\medskip
\noindent
{\bf Results \& Inferences.}
For largest bag size, BL-WFA achieves 2.5\%, 2.9\%, 27.9\% and 3.8\% improvement over the best baseline method for IPUMS (see Table \ref{tab:usc}), Wine (see Table \ref{tab:wine}), Synthetic (see Table \ref{tab:synthetic}) and Criteo SSCL (see Table \ref{tab:criteo}) respectively. We observe similar improvements with correlated bags (see Tables \ref{tab:correlated_ipums}, \ref{tab:correlated_synthetic} and \ref{tab:correlated_criteo}) and bags of mixed sizes (see Tables \ref{tab:bbb_mixed_bag_size} and \ref{tab:sbb_mixed_bag_size}). MSE is used as evaluation metric, hence scores cannot be compared across datasets due to different scales. We make the following inferences from the results:
\begin{enumerate}[leftmargin=*]
    \item PL-WFA and BL-WFA consistently outperform all other baselines for large enough bag sizes. This is expected because with increase in bag size, the information from just the bagged target domain is not rich enough and benefits greatly from inclusion of covariate shifted source domain data. By leveraging not just the features from target domain but also the bagged-labels, PL-WFA and BL-WFA outperform other baseline methods which rely only on features from target domain for domain adaptation.

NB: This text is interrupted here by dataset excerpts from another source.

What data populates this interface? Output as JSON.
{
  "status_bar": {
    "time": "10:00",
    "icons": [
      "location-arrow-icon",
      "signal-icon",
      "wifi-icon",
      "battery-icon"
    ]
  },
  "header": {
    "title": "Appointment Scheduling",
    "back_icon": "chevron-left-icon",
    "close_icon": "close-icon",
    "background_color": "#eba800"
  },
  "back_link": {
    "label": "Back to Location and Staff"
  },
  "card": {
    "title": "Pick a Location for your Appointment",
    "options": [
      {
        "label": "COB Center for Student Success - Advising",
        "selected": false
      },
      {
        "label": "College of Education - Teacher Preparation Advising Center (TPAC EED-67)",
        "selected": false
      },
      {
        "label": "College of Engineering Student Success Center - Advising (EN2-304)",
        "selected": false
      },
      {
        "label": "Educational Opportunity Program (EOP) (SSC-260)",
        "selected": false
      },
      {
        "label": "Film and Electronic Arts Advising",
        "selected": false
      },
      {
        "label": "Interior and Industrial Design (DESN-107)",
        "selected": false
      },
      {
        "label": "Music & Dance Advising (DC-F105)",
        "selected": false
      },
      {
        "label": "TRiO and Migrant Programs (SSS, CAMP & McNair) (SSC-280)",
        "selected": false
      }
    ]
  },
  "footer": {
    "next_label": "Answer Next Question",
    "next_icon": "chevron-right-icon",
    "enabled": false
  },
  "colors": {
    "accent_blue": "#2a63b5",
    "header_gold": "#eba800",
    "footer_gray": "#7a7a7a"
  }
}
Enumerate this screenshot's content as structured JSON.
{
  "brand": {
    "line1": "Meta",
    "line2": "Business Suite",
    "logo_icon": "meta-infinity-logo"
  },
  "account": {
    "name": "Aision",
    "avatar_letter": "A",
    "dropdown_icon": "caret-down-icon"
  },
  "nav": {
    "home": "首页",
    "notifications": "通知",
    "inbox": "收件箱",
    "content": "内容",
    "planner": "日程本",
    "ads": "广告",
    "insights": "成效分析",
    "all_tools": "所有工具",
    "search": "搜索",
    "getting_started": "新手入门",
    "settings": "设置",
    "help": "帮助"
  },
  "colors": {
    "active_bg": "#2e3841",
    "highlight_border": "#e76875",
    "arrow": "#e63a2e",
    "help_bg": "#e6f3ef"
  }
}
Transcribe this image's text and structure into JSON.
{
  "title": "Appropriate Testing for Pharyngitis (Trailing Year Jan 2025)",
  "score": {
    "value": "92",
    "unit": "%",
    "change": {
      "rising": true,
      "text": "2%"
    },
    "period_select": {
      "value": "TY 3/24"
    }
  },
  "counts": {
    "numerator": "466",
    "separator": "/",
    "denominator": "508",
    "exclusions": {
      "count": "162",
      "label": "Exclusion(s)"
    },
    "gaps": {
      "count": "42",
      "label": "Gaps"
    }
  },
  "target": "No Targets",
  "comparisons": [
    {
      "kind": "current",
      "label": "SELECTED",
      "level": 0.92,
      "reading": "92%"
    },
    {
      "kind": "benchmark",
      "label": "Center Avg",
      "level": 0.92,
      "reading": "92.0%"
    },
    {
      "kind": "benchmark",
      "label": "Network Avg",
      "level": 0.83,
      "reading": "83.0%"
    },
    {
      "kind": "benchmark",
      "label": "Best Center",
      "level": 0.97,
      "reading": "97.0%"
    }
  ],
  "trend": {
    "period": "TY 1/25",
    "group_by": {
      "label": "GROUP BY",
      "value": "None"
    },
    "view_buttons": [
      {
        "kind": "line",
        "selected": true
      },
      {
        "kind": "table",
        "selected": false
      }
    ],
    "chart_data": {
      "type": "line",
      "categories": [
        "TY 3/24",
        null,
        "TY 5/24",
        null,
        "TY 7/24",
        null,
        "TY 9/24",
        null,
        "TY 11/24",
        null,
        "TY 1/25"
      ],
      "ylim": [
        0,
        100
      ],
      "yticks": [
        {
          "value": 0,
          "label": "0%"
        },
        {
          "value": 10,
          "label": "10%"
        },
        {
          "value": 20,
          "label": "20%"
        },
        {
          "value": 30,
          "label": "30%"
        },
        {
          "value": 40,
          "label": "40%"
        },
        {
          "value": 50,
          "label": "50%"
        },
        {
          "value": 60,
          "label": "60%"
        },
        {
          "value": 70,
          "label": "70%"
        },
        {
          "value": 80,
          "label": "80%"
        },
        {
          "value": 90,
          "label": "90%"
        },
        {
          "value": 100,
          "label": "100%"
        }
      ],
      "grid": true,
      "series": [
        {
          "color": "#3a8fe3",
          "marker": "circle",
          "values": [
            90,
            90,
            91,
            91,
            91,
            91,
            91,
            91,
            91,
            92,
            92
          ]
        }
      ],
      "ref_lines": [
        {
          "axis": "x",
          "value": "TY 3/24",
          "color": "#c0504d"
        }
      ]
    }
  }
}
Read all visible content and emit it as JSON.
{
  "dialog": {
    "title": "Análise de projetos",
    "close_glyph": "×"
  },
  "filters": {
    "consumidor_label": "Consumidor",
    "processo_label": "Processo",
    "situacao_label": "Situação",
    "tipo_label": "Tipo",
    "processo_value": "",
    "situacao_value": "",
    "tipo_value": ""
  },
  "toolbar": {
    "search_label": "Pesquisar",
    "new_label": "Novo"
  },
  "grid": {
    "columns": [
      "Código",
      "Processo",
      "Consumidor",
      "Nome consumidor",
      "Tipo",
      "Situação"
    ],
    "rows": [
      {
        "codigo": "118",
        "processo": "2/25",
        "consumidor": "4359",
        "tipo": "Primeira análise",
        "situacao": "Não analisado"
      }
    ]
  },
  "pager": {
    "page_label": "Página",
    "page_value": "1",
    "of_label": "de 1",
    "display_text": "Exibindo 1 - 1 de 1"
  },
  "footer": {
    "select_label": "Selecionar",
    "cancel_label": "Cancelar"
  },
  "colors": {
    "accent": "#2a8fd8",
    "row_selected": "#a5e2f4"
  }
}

    \item With increase in bag size, the performance drops. This is expected as information is lost with increase in bag size.
    \item On synthetic dataset (where we definitely have a reasonable amount of covariate shift), even with bag size as large as 256, we see that the performance of our proposed methods - PL-WFA and BL-WFA is better than the case where we use instance level labeled target data for training ( target instance loss). This improvement is achieved despite the fact that performance when just using the source data for training (source instance loss) is poor.
    \item On smaller bag sizes, other methods (for example, LR and DMFA on synthetic dataset and Bagged-Target on Wine dataset) seem to outperform our proposed methods. Such behavior is expected when the information from target data is itself sufficient to learn a good enough function approximator. It is worth noting that the objective function in our proposed method reduces to that of LR for $\lambda = 0$. So, in theory PL-WFA and BL-WFA are always better than LR. By decreasing the $\lambda$ value, our methods can do at least as good as LR.
    \item Although the best baseline method is different for different datasets under consideration (AF-DANN on Wine, LR on IPUMS, LR-DANN on Criteo and DMFA on synthetic), BL-WFA consistently beats the best baseline for a large enough bag size.
    \item Our methods perform well with bags of mixed sizes and correlated bags. This demonstrates the robustness of proposed methods to different bagging techniques.
\end{enumerate}